Nearly half of all web users expect a site to load in 2 seconds or less. Those same users will tend to abandon a website that doesn’t load within 3 seconds.
And yet most websites we review have a much slower load speed than 3 seconds (check out Google Page Speed Tools if you want to see how your site is doing). That’s a lot of lost readers and potential clients.
But it can be hard to fix your load speed if you don’t know how. So here are 4 quick and easy tips to help even the most non-techie person improve their site’s loading time.
Keep Your Website Lean
Everytime your website loads, it has to download each element that makes up the page. That’s all your images, content and graphics. So it goes without saying that the more stuff you have on your site, the slower it will be.
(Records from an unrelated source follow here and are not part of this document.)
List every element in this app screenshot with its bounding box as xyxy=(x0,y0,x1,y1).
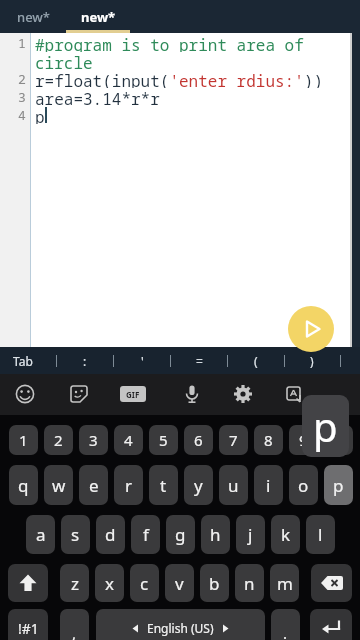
button[interactable]: b xyxy=(200,564,229,602)
button[interactable]: 5 xyxy=(149,425,178,455)
staticText: ( xyxy=(254,353,258,369)
button[interactable]: ( xyxy=(240,347,272,374)
button[interactable]: s xyxy=(61,515,90,554)
staticText: 9 xyxy=(299,430,308,450)
button[interactable] xyxy=(310,609,352,640)
staticText: b xyxy=(209,572,220,595)
button[interactable]: English (US) xyxy=(96,609,265,640)
staticText: 3 xyxy=(18,88,26,106)
button[interactable] xyxy=(288,306,334,352)
button[interactable]: !#1 xyxy=(8,609,48,640)
staticText: q xyxy=(18,474,29,497)
staticText: h xyxy=(210,523,221,546)
button[interactable]: f xyxy=(131,515,160,554)
staticText: 1 xyxy=(19,430,28,450)
button[interactable]: new* xyxy=(0,0,66,33)
button[interactable]: p xyxy=(324,465,353,505)
button[interactable]: r xyxy=(114,465,143,505)
button[interactable]: . xyxy=(271,609,300,640)
button[interactable]: ' xyxy=(126,347,158,374)
staticText: #program is to print area of xyxy=(35,34,304,52)
button[interactable]: = xyxy=(183,347,215,374)
button[interactable]: 7 xyxy=(219,425,248,455)
staticText: ' xyxy=(141,353,144,369)
staticText: 4 xyxy=(124,430,133,450)
button[interactable]: 2 xyxy=(44,425,73,455)
staticText: a xyxy=(36,523,46,546)
staticText: new* xyxy=(81,8,116,26)
button[interactable]: new* xyxy=(66,0,130,33)
staticText: y xyxy=(194,474,203,497)
button[interactable]: v xyxy=(165,564,194,602)
button[interactable]: t xyxy=(149,465,178,505)
staticText: 7 xyxy=(229,430,238,450)
button[interactable]: k xyxy=(271,515,300,554)
button[interactable]: , xyxy=(60,609,89,640)
staticText: t xyxy=(160,474,167,497)
button[interactable] xyxy=(64,379,94,409)
button[interactable]: g xyxy=(166,515,195,554)
button[interactable]: 1 xyxy=(9,425,38,455)
button[interactable]: e xyxy=(79,465,108,505)
button[interactable]: Tab xyxy=(7,347,39,374)
staticText: 0 xyxy=(334,430,343,450)
button[interactable]: y xyxy=(184,465,213,505)
staticText: . xyxy=(283,623,288,640)
staticText: x xyxy=(105,572,114,595)
staticText: ) xyxy=(310,353,314,369)
button[interactable] xyxy=(8,564,48,602)
button[interactable]: o xyxy=(289,465,318,505)
button[interactable]: 9 xyxy=(289,425,318,455)
button[interactable] xyxy=(228,379,258,409)
button[interactable]: 4 xyxy=(114,425,143,455)
button[interactable]: GIF xyxy=(120,386,146,402)
staticText: d xyxy=(105,523,116,546)
button[interactable]: 0 xyxy=(324,425,353,455)
staticText: l xyxy=(318,523,323,546)
button[interactable]: c xyxy=(130,564,159,602)
staticText: 2 xyxy=(18,70,26,88)
button[interactable]: ) xyxy=(296,347,328,374)
staticText: !#1 xyxy=(18,619,39,638)
staticText: : xyxy=(83,353,87,369)
button[interactable]: d xyxy=(96,515,125,554)
button[interactable] xyxy=(280,379,310,409)
button[interactable]: l xyxy=(306,515,335,554)
staticText: j xyxy=(248,523,253,546)
button[interactable]: m xyxy=(270,564,299,602)
staticText: v xyxy=(175,572,184,595)
staticText: circle xyxy=(35,52,93,70)
staticText: p xyxy=(35,106,45,124)
button[interactable]: 8 xyxy=(254,425,283,455)
button[interactable]: w xyxy=(44,465,73,505)
staticText: p xyxy=(313,399,338,453)
staticText: 3 xyxy=(89,430,98,450)
button[interactable]: : xyxy=(69,347,101,374)
button[interactable]: q xyxy=(9,465,38,505)
staticText: = xyxy=(196,353,203,369)
button[interactable]: n xyxy=(235,564,264,602)
staticText: new* xyxy=(17,8,50,26)
staticText: i xyxy=(266,474,271,497)
button[interactable]: x xyxy=(95,564,124,602)
staticText: e xyxy=(89,474,99,497)
button[interactable]: i xyxy=(254,465,283,505)
button[interactable] xyxy=(177,379,207,409)
staticText: p xyxy=(333,474,344,497)
staticText: o xyxy=(298,474,309,497)
staticText: 1 xyxy=(18,34,26,52)
staticText: r xyxy=(125,474,133,497)
button[interactable]: z xyxy=(60,564,89,602)
staticText: f xyxy=(143,523,149,546)
button[interactable] xyxy=(10,379,40,409)
staticText: k xyxy=(281,523,291,546)
staticText: 8 xyxy=(264,430,273,450)
button[interactable] xyxy=(311,564,352,602)
button[interactable]: 6 xyxy=(184,425,213,455)
button[interactable]: j xyxy=(236,515,265,554)
button[interactable]: 3 xyxy=(79,425,108,455)
button[interactable]: h xyxy=(201,515,230,554)
button[interactable]: u xyxy=(219,465,248,505)
button[interactable]: a xyxy=(26,515,55,554)
staticText: Tab xyxy=(13,353,33,369)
To speed up your load speed, reduce the number of elements on your page and take out anything that isn’t absolutely necessary and doesn’t add to your visitors’ experience.
Before uploading your images to WordPress, crop them to size and compress them. This makes the files smaller and faster loading.
You can use TinyPNG to compress images before uploading them. Or, if you’ve been running your site for a while and already have a load of uncompressed images on there, try the WP Smush plugin to compress the images already uploaded.
Use Fewer Plugins
Plugins are a major contributor to slow load speed. Especially if you use a lot of them.
Review your plugins and remove any that aren’t absolutely essential to the look and performance of your site. Stick to high quality plugins with positive reviews.
When someone loads your site, each and every element has to be downloaded. By enabling caching on your site it effectively stores a copy of your content. That copy is then loaded the next time that same reader visits your page and as a result, enables your site to load quicker.
W3 Total Cache is a good plugin to use to easily set up caching on your site.
If you’re worried that this will mean returning visitors will be unable to see more recently published content, don’t be, as caching will still show post updates.